The Auto-Maskin DCU 210E, RP-210E, and Marine Pro Observer Android App utilize an undocumented custom protocol to set up Modbus communications with other devices without validating those devices, resulting in an origin validation error

Vulnerability

Auto-Maskin DCU-210E and RP-210E devices, versions prior to 3.7 on ARMv7, implement an undocumented custom protocol to establish Modbus communications. The originating device broadcasts the plaintext message 48:65:6c:6c:6f:20:57:6f:72:6c:64 ("Hello World") over UDP ports 44444-44446 to the LAN broadcast address. Any listening device on the same network responds with a plaintext UDP packet containing its device model and firmware version, after which Modbus traffic (port 502 TCP) is allowed between the two devices. The protocol performs no validation of the source or destination device identities. This flaw is categorized as an origin validation error (CWE-346) [1][2].

Exploitation

An attacker must have network access to the same LAN segment as vulnerable devices. No authentication, user interaction, or special privileges are required. The attacker can spoof a broadcast message or replay a captured exchange, causing a targeted device to respond with its model and firmware version. Once the device has responded, the attacker can transmit arbitrary Modbus commands over TCP on port 502 without additional verification [1][2].

Impact

Successful exploitation allows an attacker to observe device metadata (model and firmware) by capturing plaintext responses. More critically, the attacker can inject arbitrary Modbus control messages into the connected engine control system, potentially altering device operations. This results in high confidentiality and high integrity impact, as an attacker can both read device information and modify process control data. The CVSS v3 base score for this vulnerability (CVE-2018-5400) is 9.1 (AV:N/AC:L/PR:N/UI:N/S:U/C:H/I:N/A:H) [1].

Mitigation

As of the original disclosure date (2018-10-06), the vendor had not released an update to address this vulnerability.

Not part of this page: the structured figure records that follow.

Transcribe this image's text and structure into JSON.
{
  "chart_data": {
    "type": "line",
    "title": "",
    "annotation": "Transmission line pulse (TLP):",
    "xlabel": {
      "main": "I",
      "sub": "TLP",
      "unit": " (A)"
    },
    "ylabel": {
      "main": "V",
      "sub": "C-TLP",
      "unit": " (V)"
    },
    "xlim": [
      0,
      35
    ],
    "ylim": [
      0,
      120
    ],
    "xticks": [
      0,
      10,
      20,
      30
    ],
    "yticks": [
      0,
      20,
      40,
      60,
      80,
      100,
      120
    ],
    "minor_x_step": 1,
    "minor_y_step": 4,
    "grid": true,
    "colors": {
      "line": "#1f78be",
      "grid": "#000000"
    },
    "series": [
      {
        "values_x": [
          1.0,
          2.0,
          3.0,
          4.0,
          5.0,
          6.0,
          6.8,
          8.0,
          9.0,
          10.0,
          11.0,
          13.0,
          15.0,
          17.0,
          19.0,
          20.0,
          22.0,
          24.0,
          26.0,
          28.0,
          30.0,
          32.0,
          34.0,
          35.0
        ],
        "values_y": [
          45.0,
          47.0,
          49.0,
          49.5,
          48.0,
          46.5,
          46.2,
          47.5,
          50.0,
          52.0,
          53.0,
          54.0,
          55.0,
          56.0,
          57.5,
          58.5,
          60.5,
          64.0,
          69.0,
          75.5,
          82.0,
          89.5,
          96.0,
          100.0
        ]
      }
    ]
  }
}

CERT/CC advised that critical control devices should only be accessible via private, carefully secured networks [2]. Later, in CISA advisory ICSA-20-051-04 (February 2020), affected versions were listed as RP210E and DCU210E versions 3.7 and prior, but no patch was explicitly mentioned. Operators should isolate these devices behind firewalls, restrict UDP broadcast traffic on ports 44444-44446, and monitor network segments for unauthorized Modbus activity [1][2]. If a fixed firmware version has been released subsequently, it is not documented in the available references.